Khaliun Khurelbaatar, alors élève de seconde, était surprise. Personne n’avait dit aux filles pourquoi elles devaient se rendre chez le médecin, et personne n’avait demandé leur consentement.

Elles ont fait la queue devant le cabinet, entrant l’une après l’autre. Selon ses souvenirs, deux médecins portaient des blouses blanches et des gants jetables. Une chaise et un mini appareil à ultrasons se trouvaient côte à côte. Le médecin a demandé à Khaliun d’enlever son pantalon et son slip.

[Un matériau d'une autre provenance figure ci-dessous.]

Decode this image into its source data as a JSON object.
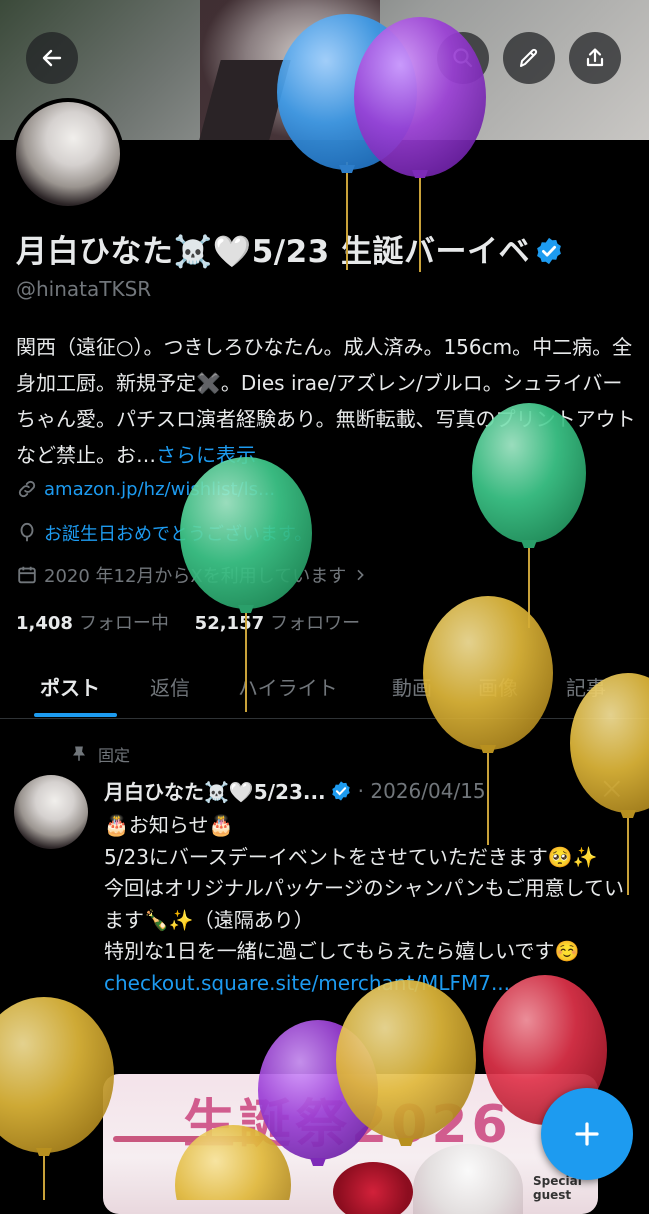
{
  "header": {
    "back_icon": "arrow-left-icon",
    "search_icon": "search-icon",
    "edit_icon": "pencil-icon",
    "share_icon": "share-icon"
  },
  "profile": {
    "name": "月白ひなた☠️🤍5/23 生誕バーイベ",
    "handle": "@hinataTKSR",
    "bio": "関西（遠征○）。つきしろひなたん。成人済み。156cm。中二病。全身加工厨。新規予定✖️。Dies irae/アズレン/ブルロ。シュライバーちゃん愛。パチスロ演者経験あり。無断転載、写真のプリントアウトなど禁止。お…",
    "bio_more": "さらに表示",
    "link": "amazon.jp/hz/wishlist/ls...",
    "birthday": "お誕生日おめでとうございます。",
    "joined": "2020 年12月からXを利用しています",
    "following_count": "1,408",
    "following_label": "フォロー中",
    "followers_count": "52,157",
    "followers_label": "フォロワー"
  },
  "tabs": [
    "ポスト",
    "返信",
    "ハイライト",
    "動画",
    "画像",
    "記事"
  ],
  "post": {
    "pinned_label": "固定",
    "author": "月白ひなた☠️🤍5/23...",
    "date": "· 2026/04/15",
    "lines": [
      "🎂お知らせ🎂",
      "5/23にバースデーイベントをさせていただきます🥺✨",
      "今回はオリジナルパッケージのシャンパンもご用意しています🍾✨（遠隔あり）",
      "特別な1日を一緒に過ごしてもらえたら嬉しいです☺️"
    ],
    "link": "checkout.square.site/merchant/MLFM7...",
    "media_title": "生誕祭2026",
    "media_badge": "Special guest"
  },
  "fab_icon": "plus-icon",
  "colors": {
    "accent": "#1d9bf0",
    "balloon_blue": "#3d9be9",
    "balloon_purple": "#9b3fd6",
    "balloon_green": "#3ec98b",
    "balloon_yellow": "#e0b83a",
    "balloon_red": "#e0334a"
  }
}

« Pendant l’examen, je voulais seulement remettre mon pantalon et mon slip », dit Khaliun, dont la voix habituellement pleine d’assurance est devenue basse et empreinte d’anxiété, avant d’ajouter : « Nous étions toutes contrariées ».

Elle était si fâchée qu’elle a rejoint une action de protestation pour mettre fin à ces soi-disant « tests de virginité ».

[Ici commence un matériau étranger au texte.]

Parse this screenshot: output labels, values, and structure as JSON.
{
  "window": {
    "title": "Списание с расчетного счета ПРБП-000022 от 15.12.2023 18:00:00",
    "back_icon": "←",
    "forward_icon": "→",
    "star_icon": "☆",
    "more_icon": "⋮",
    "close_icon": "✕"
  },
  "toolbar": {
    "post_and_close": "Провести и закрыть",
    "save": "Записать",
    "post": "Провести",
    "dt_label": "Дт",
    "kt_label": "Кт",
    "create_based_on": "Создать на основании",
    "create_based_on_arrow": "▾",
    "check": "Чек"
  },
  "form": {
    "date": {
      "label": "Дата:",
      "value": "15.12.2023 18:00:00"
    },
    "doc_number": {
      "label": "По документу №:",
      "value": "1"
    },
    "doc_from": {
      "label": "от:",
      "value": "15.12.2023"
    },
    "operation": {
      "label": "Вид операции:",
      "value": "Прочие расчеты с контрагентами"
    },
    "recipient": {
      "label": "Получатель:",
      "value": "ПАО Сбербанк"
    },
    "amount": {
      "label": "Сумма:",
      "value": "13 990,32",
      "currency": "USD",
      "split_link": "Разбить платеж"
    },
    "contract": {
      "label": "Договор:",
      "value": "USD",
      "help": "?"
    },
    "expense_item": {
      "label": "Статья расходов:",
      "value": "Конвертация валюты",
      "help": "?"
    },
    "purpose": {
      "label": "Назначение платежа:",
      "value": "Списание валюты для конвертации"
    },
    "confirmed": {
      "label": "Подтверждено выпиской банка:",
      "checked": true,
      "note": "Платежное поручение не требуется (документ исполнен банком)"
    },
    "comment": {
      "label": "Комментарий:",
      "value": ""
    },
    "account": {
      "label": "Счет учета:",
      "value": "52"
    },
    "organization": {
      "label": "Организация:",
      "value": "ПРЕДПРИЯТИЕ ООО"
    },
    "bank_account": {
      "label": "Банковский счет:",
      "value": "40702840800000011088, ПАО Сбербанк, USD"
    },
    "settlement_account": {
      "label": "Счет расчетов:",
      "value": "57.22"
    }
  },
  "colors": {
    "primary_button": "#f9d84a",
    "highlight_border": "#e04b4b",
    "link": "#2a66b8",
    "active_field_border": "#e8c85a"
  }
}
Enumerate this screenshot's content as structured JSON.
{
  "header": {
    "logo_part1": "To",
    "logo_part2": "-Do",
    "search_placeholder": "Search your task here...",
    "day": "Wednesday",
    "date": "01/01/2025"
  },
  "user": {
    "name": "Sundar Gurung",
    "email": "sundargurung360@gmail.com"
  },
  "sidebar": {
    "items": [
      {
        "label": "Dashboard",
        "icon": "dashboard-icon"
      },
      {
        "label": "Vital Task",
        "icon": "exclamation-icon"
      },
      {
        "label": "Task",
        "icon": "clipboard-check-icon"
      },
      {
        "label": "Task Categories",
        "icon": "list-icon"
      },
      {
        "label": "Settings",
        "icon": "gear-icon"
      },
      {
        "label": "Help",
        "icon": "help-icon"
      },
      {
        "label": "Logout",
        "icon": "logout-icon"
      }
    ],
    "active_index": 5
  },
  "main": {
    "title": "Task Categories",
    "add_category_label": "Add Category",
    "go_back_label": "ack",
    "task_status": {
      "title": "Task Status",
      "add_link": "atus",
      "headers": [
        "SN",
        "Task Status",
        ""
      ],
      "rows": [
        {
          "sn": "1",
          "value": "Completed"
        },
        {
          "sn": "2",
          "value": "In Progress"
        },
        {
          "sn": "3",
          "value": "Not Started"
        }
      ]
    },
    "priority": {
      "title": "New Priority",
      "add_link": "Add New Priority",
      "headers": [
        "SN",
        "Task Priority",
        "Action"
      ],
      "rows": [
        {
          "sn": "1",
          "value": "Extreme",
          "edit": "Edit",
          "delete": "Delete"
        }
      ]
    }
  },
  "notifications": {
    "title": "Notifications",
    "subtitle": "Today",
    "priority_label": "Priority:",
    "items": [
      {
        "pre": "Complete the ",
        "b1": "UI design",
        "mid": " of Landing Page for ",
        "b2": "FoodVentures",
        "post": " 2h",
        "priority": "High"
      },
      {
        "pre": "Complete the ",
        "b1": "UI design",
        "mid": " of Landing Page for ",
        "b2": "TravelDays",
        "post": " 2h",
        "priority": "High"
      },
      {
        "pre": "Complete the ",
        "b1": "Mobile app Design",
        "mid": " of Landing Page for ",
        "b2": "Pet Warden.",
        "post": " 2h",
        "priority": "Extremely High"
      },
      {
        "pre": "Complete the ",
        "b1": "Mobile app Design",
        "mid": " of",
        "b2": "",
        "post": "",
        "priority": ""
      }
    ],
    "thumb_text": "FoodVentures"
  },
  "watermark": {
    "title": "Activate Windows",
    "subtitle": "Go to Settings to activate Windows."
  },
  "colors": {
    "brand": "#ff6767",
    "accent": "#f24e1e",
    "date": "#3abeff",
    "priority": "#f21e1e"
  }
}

En 2018, les Nations unies avaient déjà condamné cette pratique mondiale en l’assimilant à un acte de violence qui dégrade les adolescentes, leur inflige des traumatismes psychologiques et viole leurs droits sexuels. Or, les filles de Mongolie affirment que les examens restent d’actualité.

« Tout le monde semblait s’en foutre des examens de ces filles à l’école », explique Myagmarsuren Gansukh, 18 ans, leader du Groupe Voix des jeunes, une initiative nationale de protestation à laquelle Khaliun a adhéré : « Nous avons décidé de nous battre contre cela par nous-mêmes. »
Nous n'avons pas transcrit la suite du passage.